Northern Australia birding
Last month we went camping and birding north of Broome and headed into the Northern Territory in search of some bird species that we had not seen yet this year. It is a great time of year for camping and birding and we had not been beyond Timber Creek in the Northern Territory since 2014. Some of the bird species we had observed already this year and they were on the 2016 year list, but we had not been able to photograph several of them at such close quarters. The header photo shows the typical spectacle of Magpie Geese and other birds at Knuckey Lagoon in Darwin in September! It is the sort of place you sit for a while to really see what else is there apart from the obvious Magpie Geese!

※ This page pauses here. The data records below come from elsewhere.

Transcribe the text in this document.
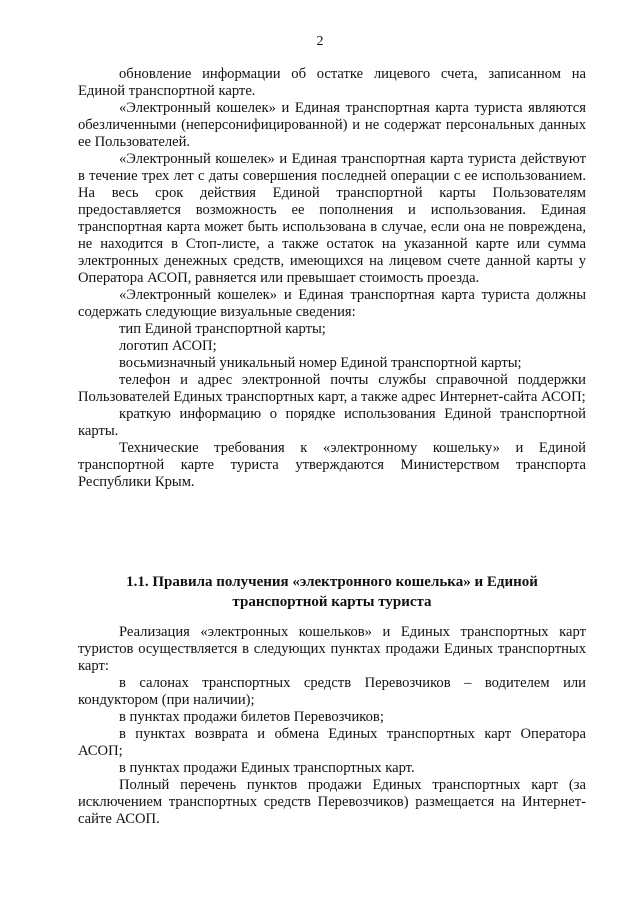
2

обновление информации об остатке лицевого счета, записанном на Единой транспортной карте.

«Электронный кошелек» и Единая транспортная карта туриста являются обезличенными (неперсонифицированной) и не содержат персональных данных ее Пользователей.

«Электронный кошелек» и Единая транспортная карта туриста действуют в течение трех лет с даты совершения последней операции с ее использованием. На весь срок действия Единой транспортной карты Пользователям предоставляется возможность ее пополнения и использования. Единая транспортная карта может быть использована в случае, если она не повреждена, не находится в Стоп-листе, а также остаток на указанной карте или сумма электронных денежных средств, имеющихся на лицевом счете данной карты у Оператора АСОП, равняется или превышает стоимость проезда.

«Электронный кошелек» и Единая транспортная карта туриста должны содержать следующие визуальные сведения:

тип Единой транспортной карты;

логотип АСОП;

восьмизначный уникальный номер Единой транспортной карты;

телефон и адрес электронной почты службы справочной поддержки Пользователей Единых транспортных карт, а также адрес Интернет-сайта АСОП;

краткую информацию о порядке использования Единой транспортной карты.

Технические требования к «электронному кошельку» и Единой транспортной карте туриста утверждаются Министерством транспорта Республики Крым.

1.1. Правила получения «электронного кошелька» и Единой
транспортной карты туриста

Реализация «электронных кошельков» и Единых транспортных карт туристов осуществляется в следующих пунктах продажи Единых транспортных карт:

в салонах транспортных средств Перевозчиков – водителем или кондуктором (при наличии);

в пунктах продажи билетов Перевозчиков;

в пунктах возврата и обмена Единых транспортных карт Оператора АСОП;

в пунктах продажи Единых транспортных карт.

Полный перечень пунктов продажи Единых транспортных карт (за исключением транспортных средств Перевозчиков) размещается на Интернет-сайте АСОП.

By the time we had reached Wyndham in the north of Western Australia we had encountered Gouldian Finches, but it was not until we were at a small billabong between Wyndham and Kununurra that I was able to photograph them.
Kununurra was our next stop and we discovered White-browed Crake with young that were actively feeding at Lily Creek Lagoon. The day was unusually overcast for the time of year and it meant they were out and about right next to the platform where there is information about local birds! There were several Comb-crested Jacanas hopping around on the lily pads as well.
A very close encounter with an Australian Bustard near Victoria River Crossing was incredible as it walked out into the road through the long dry grass and shortly afterwards crossed into more dense dry grass giving me a brief opportunity to photograph it!
Continuing on to Katherine we soon encountered Apostlebirds in large groups in the centre of town and they were a welcome addition to the year list. They were also present in large groups around the King Rest Area to the south of Katherine and kept everybody amused with their antics! There are Apostlebirds in the northern part of the Northern Territory isolated from the main population down the east coast of Australia.
Every time we came across a Native Kapok tree-Bombax ceiba leiocarpum-we checked it for birds, because they have very few leaves at this time of year and the flowers attract some great birds! The Spangled Drongos were enjoying the flowers at East Point Reserve in Darwin and we also observed them at Fogg Dam in the forest. The fish shaped tail is always a nice giveaway! The Spangled Drongos were also very vocal, because they were in search of mates last month.
Other native flowers were attracting a variety of honeyeaters and one particular White-throated Honeyeater was rather obliging when I moved towards it to photograph it.
Looking for Rainbow Pittas at Fogg Dam, Howard Springs Nature Park and Berry Springs Nature Park is always rewarding and all three locations produced them. They are always busy feeding in the leaf litter and while the leaves are dry it is easier to hear and find them than when the leaves are wet and quieter. The only other leaf disturbance you may hear that may trick you briefly is the heavier footed Orange-footed Scrubfowl as it makes its huge mounds in the forest. There was plenty of Orange-footed Scrubfowl activity wherever we went around Darwin!
Rainbow Pitta foraging
Returning to Marlow Lagoon after a two year absence to see how it had changed was interesting. The Chestnut-breasted Mannikins appeared to have increased in numbers and were still in the exact same bamboo thicket beside the path! There appeared to be a lot more Lemon-bellied Flycatchers as well, so they have settled in nicely!
One of our best birds for the trip was a Rose-crowned Fruit-Dove. Although they are distributed across the north of Australia and down the east coast they are easily overlooked! They choose trees the same colour as themselves and no doubt we have been observed by Rose-crowned Fruit-Doves a lot more than we have observed them! This particular bird I accidentally flushed from the ground and I saw exactly where it landed. I was then trying to photograph the Rose-crowned Fruit-Dove and describe where it was so that Grant could see it too, because he had not seen the place that it landed. I think the camera got the photo about the same time as Grant realised what part of the tree was the bird!
There are some great birds to be observed between Broome and Darwin and it is an area of Australia that we dearly love to explore! Whether you venture off in the Dry Season and have more access to the bush or wait until the Wet Season and are restricted to the bitumen you are still guaranteed some great birds!